Overview
Juju-sxkxi/Meta-Llama-3-70B-Instruct-abliterated-v3.5 is a 70 billion parameter instruction-tuned model derived from Meta-Llama-3-70B-Instruct. It utilizes a refined orthogonalization methodology, based on the paper 'Refusal in LLMs is mediated by a single direction,' to manipulate specific weights. This process, termed "abliteration," aims to surgically remove the model's tendency to express refusal or generate moralizing disclaimers, while preserving its core capabilities and knowledge.
Key Capabilities
- Refusal Inhibition: Engineered to eliminate moralizing disclaimers and refusal behaviors through targeted weight orthogonalization.

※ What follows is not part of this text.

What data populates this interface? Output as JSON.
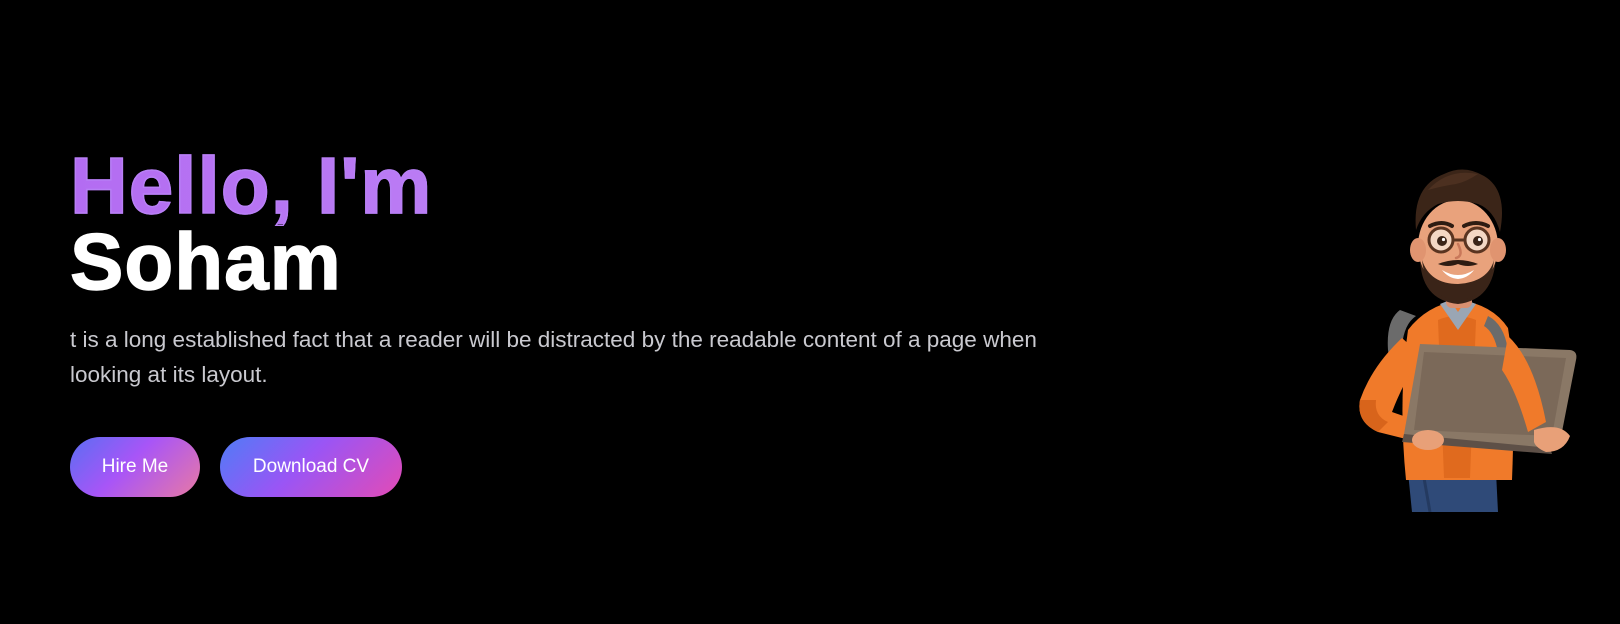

- Preserved Core Functionality: Retains the original Meta-Llama-3-70B-Instruct's knowledge and training in all other respects.
- Surgical Modification: Achieves specific behavioral changes with significantly less data compared to traditional fine-tuning, modifying only a single layer in this V3.5 iteration.
- Tokenizer Fixes: Addresses and resolves tokenizer issues present in previous versions.
Methodology Insights
This model showcases the potential of ablation/orthogonalization for inducing or removing very specific features that would otherwise require extensive system prompting or fine-tuning. It offers a more surgical approach to model modification, maintaining the original model's integrity while addressing undesirable behaviors. The developer encourages community feedback on any unique quirks that may arise from this novel methodology.